Method: Drug use behaviors and other socio-environmental characteristics were assessed in a sample of 383 PLHIV who resided in Baltimore, MD, had used hard drugs such as heroin or cocaine in their lifetimes and were taking ART. Longitudinal patterns of substance use were examined using Latent Transition Analysis (LTA). Four survey items assessed substance use (heroin or cocaine in the previous 6 months, or daily or binge drinking in the previous 30 days). First, we ran latent class analyses (LCA) at both timepoints and determined a 3-class model had optimal fit at each time-point. Partial measurement invariance was obtained by releasing the constraint on the cocaine variable. The LTA was run and initial status and transition probabilities were regressed on HIV-related stigma.
Results: The sample was primarily African American/Black (84.5%), earned less than $1,000 per month (81.4%), more than half (57.4%) was male, and currently used substances (58.9%). Class one, labeled the polysubstance use group, had particularly high levels of binge drinking (.95). The second class had high cocaine (.87) and heroin (.64) use, while the third class used little if any substances. While the majority of respondents remained in their respective classes over time, 19% of the polysubstance use class and 28% of the heroin and cocaine class moved to the low use class at follow-up. Participants who perceived fewer network members available to provide them health advice or social participation (enjoyable social activity) had more than 20 times the odds (OR = 20.17, p < .05 and OR = 29.20, p< .05, respectively) of switching from the polysubstance class to the heroin and cocaine class than to the reference (low use) class.

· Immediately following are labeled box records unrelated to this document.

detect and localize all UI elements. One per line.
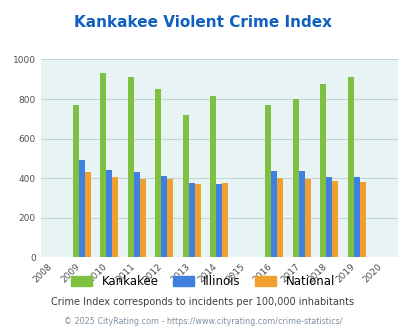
Bar [353,177,359,257]
Bar [139,179,145,257]
Bar [210,96,216,257]
Bar [100,73,106,257]
Bar [292,99,298,257]
Bar [72,105,79,257]
Bar [319,84,325,257]
Bar [194,184,200,257]
Legend: Kankakee, Illinois, National: Kankakee, Illinois, National [67,272,338,292]
Text: © 2025 CityRating.com - https://www.cityrating.com/crime-statistics/: © 2025 CityRating.com - https://www.city… [64,317,341,326]
Bar [331,181,337,257]
Text: Kankakee Violent Crime Index: Kankakee Violent Crime Index [74,15,331,30]
Bar [161,176,167,257]
Bar [359,182,365,257]
Bar [277,178,283,257]
Bar [325,177,331,257]
Bar [155,89,161,257]
Bar [222,183,228,257]
Bar [85,172,91,257]
Bar [112,177,118,257]
Bar [133,172,139,257]
Bar [216,184,222,257]
Bar [182,115,188,257]
Bar [167,179,173,257]
Bar [271,171,277,257]
Bar [79,160,85,257]
Bar [188,183,194,257]
Bar [298,171,304,257]
Bar [128,77,133,257]
Text: Crime Index corresponds to incidents per 100,000 inhabitants: Crime Index corresponds to incidents per… [51,297,354,307]
Bar [304,179,310,257]
Bar [264,105,271,257]
Bar [347,77,353,257]
Bar [106,170,112,257]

Discussion: The results indicate high levels of hard drug use and hazardous drinking in this sample of PLHIV. The results suggest that having less health informational or enjoyable social participation support were at greater risk of transitioning to a more serious substance use class marked by a higher proportion of heroin users. These results emphasize the importance of specific forms of network support that can provide protective functions for reducing substance use longitudinally. Interventions to promote PLHIVsā engagement with supportive persons knowledgeable about HIV and ART and in non-drug-related enjoyable activities are warranted for reducing their (severity of) substance use.